Já o pai nunca teve muito contato com o esporte. Não até recentemente. Veja só a ironia. Antigamente Osvaldo tentara convencer Alessandro a trabalhar em sua serralheria. Não conseguiu. Muitos anos depois foi o filho quem fez o pai trocar de área. Há pouco, já aposentado, Osvaldo vendeu a empresa metalúrgica e passou para o lado esportivo. Agora ele fabrica os remos de madeira da marca Matero – e Amendoim diz que o pai está mais feliz. “Outro dia ele me disse: ‘A minha vida inteira eu produzi grades de ferro para as pessoas se protegerem. Hoje, fabrico algo que dá prazer às pessoas, não medo’. Meu pai entendeu o valor das coisas sem o cifrão na frente.”

 

O gerente o aconselhou: “faça o que você gosta e faça bem-feito que o dinheiro aparece”

 

Curiosamente, agora que o pai entrou no ramo esportivo, Alessandro dá os primeiros sinais de que pode se afastar disso. Este ano ele anunciou que não voltará a fazer a travessia entre Molokai e Oahu. “Demanda muita preparação. Tenho que ficar o mês inteiro fora, a família sente... Já não posso passar tanto tempo no Havaí. Tenho meus negócios no Brasil.” Quando fala em negócios, Alessandro se refere também à franquia do restaurante Mini Kalzone, do qual é sócio. “É por segurança. Infelizmente a vida como atleta e, ao mesmo tempo, professor é curta. Daqui uns anos não poderei dar o número de aulas que dou hoje”, lamenta.

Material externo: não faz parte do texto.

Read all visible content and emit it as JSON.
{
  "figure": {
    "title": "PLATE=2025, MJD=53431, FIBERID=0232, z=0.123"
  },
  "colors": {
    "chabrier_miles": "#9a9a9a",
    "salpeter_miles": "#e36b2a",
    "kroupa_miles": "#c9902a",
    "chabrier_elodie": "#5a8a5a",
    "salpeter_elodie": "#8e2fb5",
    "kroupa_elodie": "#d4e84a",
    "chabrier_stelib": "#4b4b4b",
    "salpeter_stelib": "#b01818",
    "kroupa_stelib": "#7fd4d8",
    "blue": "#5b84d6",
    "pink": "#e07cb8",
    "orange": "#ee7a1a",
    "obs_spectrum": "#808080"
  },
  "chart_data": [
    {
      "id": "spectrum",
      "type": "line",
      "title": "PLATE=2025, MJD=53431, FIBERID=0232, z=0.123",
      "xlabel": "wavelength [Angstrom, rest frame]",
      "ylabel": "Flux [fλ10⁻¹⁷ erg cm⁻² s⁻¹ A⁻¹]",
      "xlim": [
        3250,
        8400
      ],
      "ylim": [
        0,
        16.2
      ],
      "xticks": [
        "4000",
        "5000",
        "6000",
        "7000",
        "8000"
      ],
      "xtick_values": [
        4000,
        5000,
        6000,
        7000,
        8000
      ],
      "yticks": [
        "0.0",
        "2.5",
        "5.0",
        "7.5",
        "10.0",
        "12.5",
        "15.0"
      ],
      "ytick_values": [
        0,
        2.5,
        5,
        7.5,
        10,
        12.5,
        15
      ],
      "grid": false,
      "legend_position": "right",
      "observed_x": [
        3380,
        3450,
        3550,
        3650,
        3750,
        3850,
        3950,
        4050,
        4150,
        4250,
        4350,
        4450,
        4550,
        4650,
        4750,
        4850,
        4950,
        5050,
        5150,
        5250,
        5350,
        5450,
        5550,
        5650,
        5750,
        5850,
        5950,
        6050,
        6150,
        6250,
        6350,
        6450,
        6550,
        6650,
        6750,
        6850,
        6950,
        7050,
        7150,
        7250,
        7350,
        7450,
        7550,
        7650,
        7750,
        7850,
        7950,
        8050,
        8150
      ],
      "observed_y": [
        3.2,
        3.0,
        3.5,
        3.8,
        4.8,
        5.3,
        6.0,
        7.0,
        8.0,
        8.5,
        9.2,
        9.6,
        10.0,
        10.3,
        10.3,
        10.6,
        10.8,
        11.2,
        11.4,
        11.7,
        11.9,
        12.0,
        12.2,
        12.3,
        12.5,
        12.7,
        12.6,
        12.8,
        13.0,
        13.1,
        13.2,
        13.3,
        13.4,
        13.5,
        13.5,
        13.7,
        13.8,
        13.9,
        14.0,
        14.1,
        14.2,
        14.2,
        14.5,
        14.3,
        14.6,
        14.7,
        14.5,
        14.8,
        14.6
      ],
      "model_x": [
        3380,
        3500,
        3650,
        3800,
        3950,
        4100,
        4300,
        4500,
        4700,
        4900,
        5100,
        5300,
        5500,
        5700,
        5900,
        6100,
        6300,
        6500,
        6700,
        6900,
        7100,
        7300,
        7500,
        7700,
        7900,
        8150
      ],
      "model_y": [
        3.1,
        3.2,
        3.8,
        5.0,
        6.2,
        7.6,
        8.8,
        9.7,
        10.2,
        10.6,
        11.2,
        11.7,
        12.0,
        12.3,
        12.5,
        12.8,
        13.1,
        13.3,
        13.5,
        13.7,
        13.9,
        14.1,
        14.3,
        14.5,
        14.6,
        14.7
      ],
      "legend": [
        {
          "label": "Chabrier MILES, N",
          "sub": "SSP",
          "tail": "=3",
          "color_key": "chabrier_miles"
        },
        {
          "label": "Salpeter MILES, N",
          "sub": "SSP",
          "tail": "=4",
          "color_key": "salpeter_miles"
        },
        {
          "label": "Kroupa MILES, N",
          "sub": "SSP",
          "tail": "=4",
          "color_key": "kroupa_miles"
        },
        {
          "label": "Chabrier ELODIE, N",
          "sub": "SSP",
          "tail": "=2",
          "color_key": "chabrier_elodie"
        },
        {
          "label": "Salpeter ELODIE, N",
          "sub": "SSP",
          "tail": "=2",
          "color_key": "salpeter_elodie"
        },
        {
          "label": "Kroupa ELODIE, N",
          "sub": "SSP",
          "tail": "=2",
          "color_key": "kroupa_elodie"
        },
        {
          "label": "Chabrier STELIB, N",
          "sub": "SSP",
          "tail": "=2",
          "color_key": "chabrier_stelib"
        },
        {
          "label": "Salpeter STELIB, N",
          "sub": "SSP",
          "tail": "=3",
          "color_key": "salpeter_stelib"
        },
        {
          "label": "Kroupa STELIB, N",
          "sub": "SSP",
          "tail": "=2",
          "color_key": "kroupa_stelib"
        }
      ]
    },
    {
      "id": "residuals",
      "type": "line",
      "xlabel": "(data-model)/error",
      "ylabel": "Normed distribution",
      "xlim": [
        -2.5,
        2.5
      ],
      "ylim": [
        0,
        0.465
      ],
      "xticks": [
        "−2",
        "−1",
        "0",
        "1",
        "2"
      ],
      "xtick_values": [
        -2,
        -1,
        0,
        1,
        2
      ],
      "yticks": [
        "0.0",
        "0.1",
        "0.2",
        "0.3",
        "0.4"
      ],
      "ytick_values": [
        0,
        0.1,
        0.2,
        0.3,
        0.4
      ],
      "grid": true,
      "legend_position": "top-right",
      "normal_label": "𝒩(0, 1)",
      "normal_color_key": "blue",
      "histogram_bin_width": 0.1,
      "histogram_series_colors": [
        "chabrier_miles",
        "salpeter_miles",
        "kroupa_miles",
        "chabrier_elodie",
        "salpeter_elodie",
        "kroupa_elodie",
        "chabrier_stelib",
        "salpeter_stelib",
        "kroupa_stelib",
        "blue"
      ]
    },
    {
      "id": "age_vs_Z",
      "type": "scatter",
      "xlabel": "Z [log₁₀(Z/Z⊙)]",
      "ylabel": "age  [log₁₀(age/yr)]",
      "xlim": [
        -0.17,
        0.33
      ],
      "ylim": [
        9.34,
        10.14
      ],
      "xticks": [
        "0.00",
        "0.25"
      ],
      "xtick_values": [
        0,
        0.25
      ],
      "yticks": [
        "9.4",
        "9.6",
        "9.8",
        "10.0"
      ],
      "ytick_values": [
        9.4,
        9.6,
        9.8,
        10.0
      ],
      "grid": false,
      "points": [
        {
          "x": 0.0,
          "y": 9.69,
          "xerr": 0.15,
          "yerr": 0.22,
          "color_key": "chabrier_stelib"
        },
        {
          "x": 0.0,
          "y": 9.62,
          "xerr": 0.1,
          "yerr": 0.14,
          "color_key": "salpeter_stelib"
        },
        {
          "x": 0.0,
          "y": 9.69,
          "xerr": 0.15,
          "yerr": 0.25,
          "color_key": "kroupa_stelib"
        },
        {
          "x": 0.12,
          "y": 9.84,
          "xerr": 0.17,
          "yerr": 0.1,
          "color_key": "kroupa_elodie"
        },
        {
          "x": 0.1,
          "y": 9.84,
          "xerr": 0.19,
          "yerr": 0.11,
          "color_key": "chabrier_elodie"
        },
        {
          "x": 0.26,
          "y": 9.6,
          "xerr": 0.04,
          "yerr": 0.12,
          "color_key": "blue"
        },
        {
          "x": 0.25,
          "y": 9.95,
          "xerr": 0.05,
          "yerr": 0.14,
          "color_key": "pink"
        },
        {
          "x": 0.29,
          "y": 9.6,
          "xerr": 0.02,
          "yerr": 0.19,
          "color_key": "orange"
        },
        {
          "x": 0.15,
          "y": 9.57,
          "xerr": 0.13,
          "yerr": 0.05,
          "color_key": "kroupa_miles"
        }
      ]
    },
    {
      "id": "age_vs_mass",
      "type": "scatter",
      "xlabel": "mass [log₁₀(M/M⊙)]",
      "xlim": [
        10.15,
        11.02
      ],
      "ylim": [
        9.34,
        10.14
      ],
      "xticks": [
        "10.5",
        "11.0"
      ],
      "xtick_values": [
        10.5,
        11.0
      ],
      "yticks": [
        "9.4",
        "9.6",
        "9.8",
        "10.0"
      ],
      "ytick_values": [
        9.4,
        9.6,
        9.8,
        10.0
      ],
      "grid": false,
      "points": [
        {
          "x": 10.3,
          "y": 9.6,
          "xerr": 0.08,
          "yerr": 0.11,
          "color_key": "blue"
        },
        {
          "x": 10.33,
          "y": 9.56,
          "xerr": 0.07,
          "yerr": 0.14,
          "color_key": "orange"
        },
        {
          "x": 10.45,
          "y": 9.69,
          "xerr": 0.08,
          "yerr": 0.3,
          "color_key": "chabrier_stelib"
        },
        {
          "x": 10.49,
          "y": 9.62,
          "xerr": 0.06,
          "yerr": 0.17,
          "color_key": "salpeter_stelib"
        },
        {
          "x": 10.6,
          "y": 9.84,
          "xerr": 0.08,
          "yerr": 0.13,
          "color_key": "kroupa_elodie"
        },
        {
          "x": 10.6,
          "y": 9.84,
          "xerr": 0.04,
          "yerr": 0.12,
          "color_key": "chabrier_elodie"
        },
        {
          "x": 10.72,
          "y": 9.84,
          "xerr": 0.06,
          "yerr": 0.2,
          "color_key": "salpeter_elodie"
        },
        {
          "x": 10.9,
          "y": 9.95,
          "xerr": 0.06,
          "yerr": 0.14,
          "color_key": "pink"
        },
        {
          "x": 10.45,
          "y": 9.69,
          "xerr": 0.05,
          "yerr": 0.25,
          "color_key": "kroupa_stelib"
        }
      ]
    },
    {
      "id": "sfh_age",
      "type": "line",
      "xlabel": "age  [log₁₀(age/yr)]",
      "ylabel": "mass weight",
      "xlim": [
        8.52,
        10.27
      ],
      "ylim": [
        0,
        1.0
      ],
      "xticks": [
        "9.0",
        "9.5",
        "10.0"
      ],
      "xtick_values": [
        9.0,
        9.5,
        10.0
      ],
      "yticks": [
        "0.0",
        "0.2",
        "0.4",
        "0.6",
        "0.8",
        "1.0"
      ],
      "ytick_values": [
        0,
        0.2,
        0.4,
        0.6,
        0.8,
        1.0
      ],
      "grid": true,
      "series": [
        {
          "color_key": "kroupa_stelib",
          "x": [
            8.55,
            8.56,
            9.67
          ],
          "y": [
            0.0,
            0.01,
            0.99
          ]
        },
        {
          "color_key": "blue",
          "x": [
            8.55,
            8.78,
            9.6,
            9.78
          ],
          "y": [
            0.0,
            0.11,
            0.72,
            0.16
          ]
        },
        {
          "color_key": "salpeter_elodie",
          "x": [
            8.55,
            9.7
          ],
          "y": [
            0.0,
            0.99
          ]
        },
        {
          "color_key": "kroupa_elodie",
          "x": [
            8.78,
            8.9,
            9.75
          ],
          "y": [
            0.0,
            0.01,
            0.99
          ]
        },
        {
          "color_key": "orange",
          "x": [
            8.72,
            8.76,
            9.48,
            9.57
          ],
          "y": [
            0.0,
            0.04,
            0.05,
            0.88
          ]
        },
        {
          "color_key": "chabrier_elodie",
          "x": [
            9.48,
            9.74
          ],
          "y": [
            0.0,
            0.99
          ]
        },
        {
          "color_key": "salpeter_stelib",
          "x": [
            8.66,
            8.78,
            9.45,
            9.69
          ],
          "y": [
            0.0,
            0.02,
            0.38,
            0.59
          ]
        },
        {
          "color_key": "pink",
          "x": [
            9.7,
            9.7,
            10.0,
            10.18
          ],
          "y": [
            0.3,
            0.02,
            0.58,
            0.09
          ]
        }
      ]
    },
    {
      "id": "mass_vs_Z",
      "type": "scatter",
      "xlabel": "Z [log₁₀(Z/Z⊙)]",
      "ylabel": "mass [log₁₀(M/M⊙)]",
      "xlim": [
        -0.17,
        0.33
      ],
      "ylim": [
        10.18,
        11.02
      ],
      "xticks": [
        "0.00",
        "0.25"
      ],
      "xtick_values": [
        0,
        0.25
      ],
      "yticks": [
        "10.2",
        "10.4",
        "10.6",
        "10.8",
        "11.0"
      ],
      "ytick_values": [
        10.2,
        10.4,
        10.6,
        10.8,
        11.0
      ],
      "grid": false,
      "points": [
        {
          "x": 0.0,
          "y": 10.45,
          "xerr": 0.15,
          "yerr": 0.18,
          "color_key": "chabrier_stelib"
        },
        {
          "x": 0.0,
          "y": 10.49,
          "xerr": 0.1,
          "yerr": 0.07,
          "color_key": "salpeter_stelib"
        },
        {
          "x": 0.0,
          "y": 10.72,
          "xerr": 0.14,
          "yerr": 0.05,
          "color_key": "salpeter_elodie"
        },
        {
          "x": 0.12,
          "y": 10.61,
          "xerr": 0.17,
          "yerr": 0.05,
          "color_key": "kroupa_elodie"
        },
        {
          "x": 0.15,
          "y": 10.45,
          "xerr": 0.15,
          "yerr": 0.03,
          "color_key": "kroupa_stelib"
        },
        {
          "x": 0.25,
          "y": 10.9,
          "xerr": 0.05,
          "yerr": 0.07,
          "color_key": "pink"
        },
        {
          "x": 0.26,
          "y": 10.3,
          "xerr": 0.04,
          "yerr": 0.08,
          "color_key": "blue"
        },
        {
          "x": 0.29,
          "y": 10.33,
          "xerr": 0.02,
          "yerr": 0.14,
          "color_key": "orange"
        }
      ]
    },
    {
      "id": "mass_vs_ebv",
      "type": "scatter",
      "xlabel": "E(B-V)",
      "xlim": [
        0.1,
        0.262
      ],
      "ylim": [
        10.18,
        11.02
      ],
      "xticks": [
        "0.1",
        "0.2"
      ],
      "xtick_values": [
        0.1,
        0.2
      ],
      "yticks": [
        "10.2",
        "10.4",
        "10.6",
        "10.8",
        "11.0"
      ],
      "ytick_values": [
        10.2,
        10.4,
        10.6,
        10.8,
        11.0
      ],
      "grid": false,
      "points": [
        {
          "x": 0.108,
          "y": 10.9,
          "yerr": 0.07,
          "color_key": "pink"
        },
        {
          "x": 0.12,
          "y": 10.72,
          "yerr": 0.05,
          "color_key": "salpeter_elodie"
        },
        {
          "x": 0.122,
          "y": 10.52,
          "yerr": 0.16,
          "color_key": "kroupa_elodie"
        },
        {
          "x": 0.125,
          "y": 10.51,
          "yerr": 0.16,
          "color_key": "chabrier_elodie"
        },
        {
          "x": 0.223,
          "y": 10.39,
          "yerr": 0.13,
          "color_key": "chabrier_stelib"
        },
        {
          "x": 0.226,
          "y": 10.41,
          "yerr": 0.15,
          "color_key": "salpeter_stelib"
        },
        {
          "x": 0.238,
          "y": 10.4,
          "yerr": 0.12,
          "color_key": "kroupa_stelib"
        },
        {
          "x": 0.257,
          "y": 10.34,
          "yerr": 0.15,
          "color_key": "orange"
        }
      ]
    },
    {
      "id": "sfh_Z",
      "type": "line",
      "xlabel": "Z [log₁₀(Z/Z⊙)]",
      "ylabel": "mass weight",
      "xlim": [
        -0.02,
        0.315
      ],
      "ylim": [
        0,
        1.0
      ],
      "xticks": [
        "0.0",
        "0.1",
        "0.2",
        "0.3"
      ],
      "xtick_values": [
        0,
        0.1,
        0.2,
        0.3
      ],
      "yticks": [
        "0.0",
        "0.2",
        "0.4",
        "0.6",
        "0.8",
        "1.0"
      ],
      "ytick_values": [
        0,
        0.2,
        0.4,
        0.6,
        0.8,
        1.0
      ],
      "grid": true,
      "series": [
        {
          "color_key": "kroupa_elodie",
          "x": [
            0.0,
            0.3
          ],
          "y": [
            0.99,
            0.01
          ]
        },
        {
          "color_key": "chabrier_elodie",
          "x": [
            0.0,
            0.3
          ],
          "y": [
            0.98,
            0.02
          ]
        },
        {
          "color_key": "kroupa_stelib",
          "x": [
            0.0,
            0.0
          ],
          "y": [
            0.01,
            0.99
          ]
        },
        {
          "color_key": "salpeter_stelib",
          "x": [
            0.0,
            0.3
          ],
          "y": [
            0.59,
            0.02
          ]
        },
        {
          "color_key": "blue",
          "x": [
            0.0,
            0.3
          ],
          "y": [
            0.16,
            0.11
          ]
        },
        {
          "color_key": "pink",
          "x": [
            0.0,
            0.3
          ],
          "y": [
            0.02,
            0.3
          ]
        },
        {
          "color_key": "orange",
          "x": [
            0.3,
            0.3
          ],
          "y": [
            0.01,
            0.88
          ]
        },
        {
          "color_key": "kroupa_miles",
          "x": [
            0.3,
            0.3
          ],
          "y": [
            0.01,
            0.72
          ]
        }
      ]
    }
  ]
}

Pensativo sobre o que o espera no futuro, Alessandro se silencia por um minuto. Lembra-se da frase que escutou certa vez de um aluno – o mesmo endinheirado que bancou sua primeira travessia no Havaí. “Ele disse: ‘Amendoim, você é meu amigo pobre mais rico que conheço’.” Ele aponta para quatro canoas havaianas e algumas pranchas ao lado. “Meu patrimônio é esse aí... e muita história pra contar. Acho que a vida é isso, não é ter mundos e fundos.” Seu olhar se volta novamente para os prédios empresariais na outra margem do rio Pinheiros. “É isso que as pessoas trabalhando ali do outro lado da avenida muitas vezes não conseguem enxergar, por mais perto que estejam da minha realidade. É isso que diferencia uma pessoa feliz de outra infeliz.”